The last few months have been really positive for me. We have mostly resolved the housing issues which where causing so much of the anxiety. Everyday still feels a bit like an exam, but it’s an exam i am well prepared for and can leave at anytime.
The reduced anxiety gives me a chance to look at how i am approaching my life and to re-evaluate my goals and ambitions.
In general there are four major demands in my life:
Day to day living - managing daily life, things like food, laundry and the energy used during support visits etc.
Work - my day job with the BBC and related activities like developing my skills and keeping informed with industry news.
Projects / Entertainment - time to rest, play and explore.
As i am able to take on more demands, i have to decide where to focus the new energy. The goal out the end is happyness and sustainability but how to get there is a little unclear. Here’s a few of the things i am considering.
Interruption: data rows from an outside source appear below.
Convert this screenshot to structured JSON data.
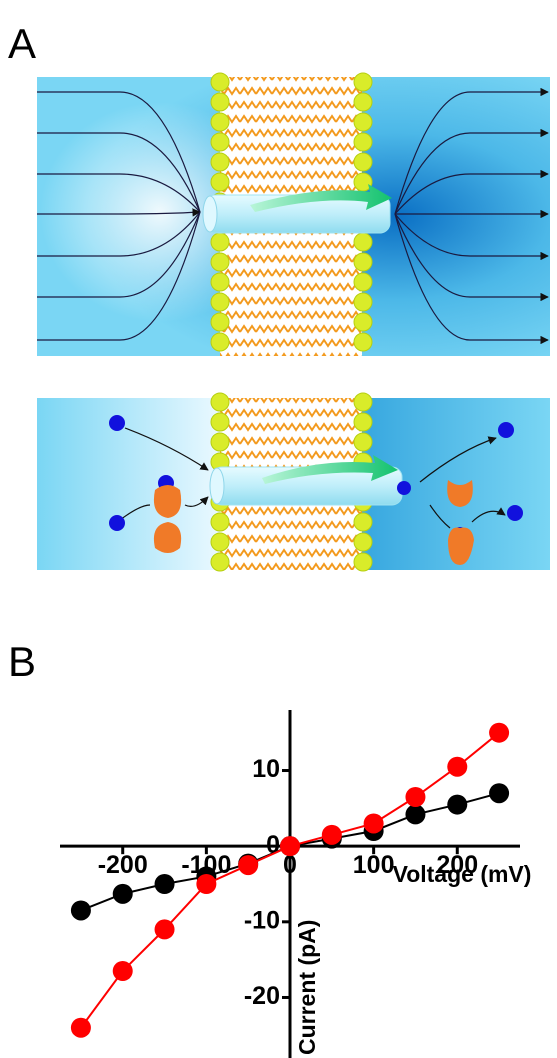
{
  "panel_labels": [
    "A",
    "B"
  ],
  "chart_data": {
    "type": "line",
    "x_label": "Voltage (mV)",
    "y_label": "Current (pA)",
    "x": [
      -250,
      -200,
      -150,
      -100,
      -50,
      0,
      50,
      100,
      150,
      200,
      250
    ],
    "series": [
      {
        "color": "#000000",
        "values": [
          -8.5,
          -6.3,
          -5,
          -4,
          -2.3,
          0,
          1,
          2,
          4.2,
          5.5,
          7
        ]
      },
      {
        "color": "#ff0000",
        "values": [
          -24,
          -16.5,
          -11,
          -5,
          -2.5,
          0,
          1.5,
          3,
          6.5,
          10.5,
          15
        ]
      }
    ],
    "xlim": [
      -275,
      275
    ],
    "ylim": [
      -28,
      18
    ],
    "xticks": [
      -200,
      -100,
      0,
      100,
      200
    ],
    "yticks": [
      -20,
      -10,
      0,
      10
    ]
  }
}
One approach is to focus on making progress with my work and my carer. After all, without maintaining an income i cannot afford to live independently or have support.
The issue with this is that if i put all my energy into work, i am going to be paying most of my income in support. While it works out mathmatically, it’s a bit of a trap. If i am not progressing with my independence then i am not building something sustainable.
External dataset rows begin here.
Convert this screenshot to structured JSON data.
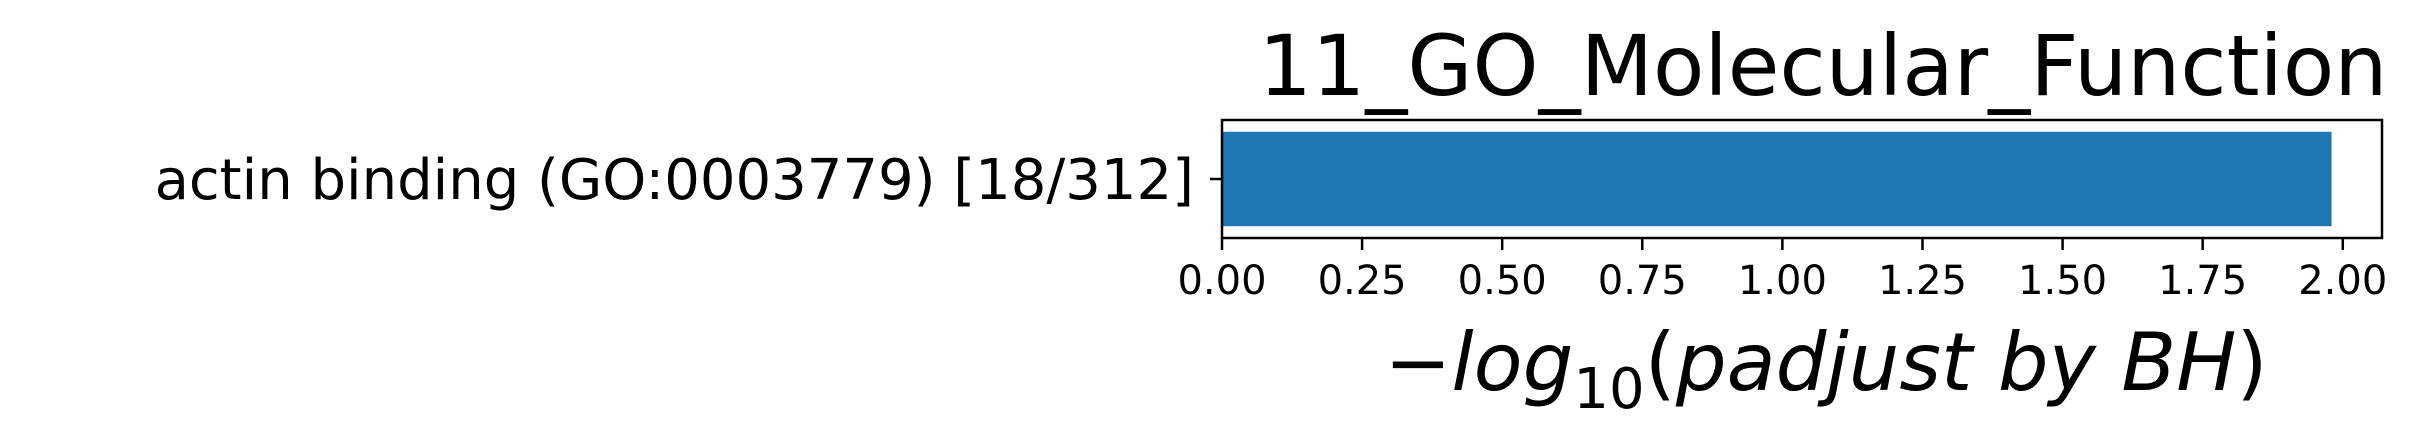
{
  "chart_data": {
    "type": "bar",
    "orientation": "horizontal",
    "title": "11_GO_Molecular_Function",
    "categories": [
      "actin binding (GO:0003779) [18/312]"
    ],
    "values": [
      1.98
    ],
    "xlim": [
      0.0,
      2.07
    ],
    "xticks": [
      "0.00",
      "0.25",
      "0.50",
      "0.75",
      "1.00",
      "1.25",
      "1.50",
      "1.75",
      "2.00"
    ],
    "xlabel": {
      "minus": "−",
      "log": "log",
      "base": "10",
      "open": "(",
      "body": "padjust by BH",
      "close": ")"
    },
    "ylabel": "",
    "grid": false,
    "bar_color": "#1f77b4"
  }
}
Another approach would be to focus on my independence. In this case, i would been giving work enough energy to stay stable but not taking on anything new. I would also minimise energy spent on recreation and instead focus most of my daily energy onto doing as much myself as possible.
The most extreme version of this has me taking time away from my carer in order to focus exclusively on developing my independent living skills.
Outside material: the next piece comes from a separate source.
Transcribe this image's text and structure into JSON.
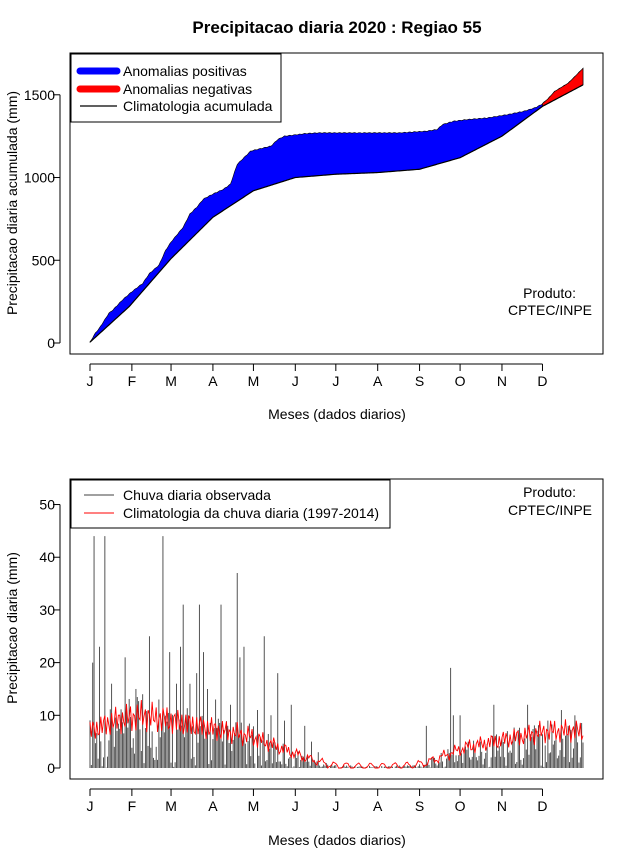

The problem with this approach is that i may find myself being able to live alone, but not being able to progress in my carer. Plus, once the support is withdrawn anything which reduces my ability results in a crisis. Finally, this is not effeciant, i end up wasting energy which could be better employed elsewhere in activities which i find extremely difficult but are easy to oursource.
Focusing exclusively on my projects outside of work or exclusively on day to day living isn’t possible so i won’t analyse those approachs.
I have to find a way to balence all of the demands and that is extremely hard. At this early stage its harder to balence as i have lots of demands and very little energy. However, as the recovery continues i should have more energy avaliable and hopefully more flexibility in how i use it.
This ultimately all comes down to pacing. Everything is very fragile, one bad nights sleep can take a week or longer to recover. Perhaps the actual solution is not to have a grand plan, but to react in real time and balence demands on the fly. For that to work i need to have flexibility in what i do and how i do it, which in practice is very difficult. For example, i need to book formal support weeks or months in advance to ensure i get people i know.
I dont really have a conclusion yet. I just wanted to share some of the various things which are competing for my energy and explain my thoughts on the topic.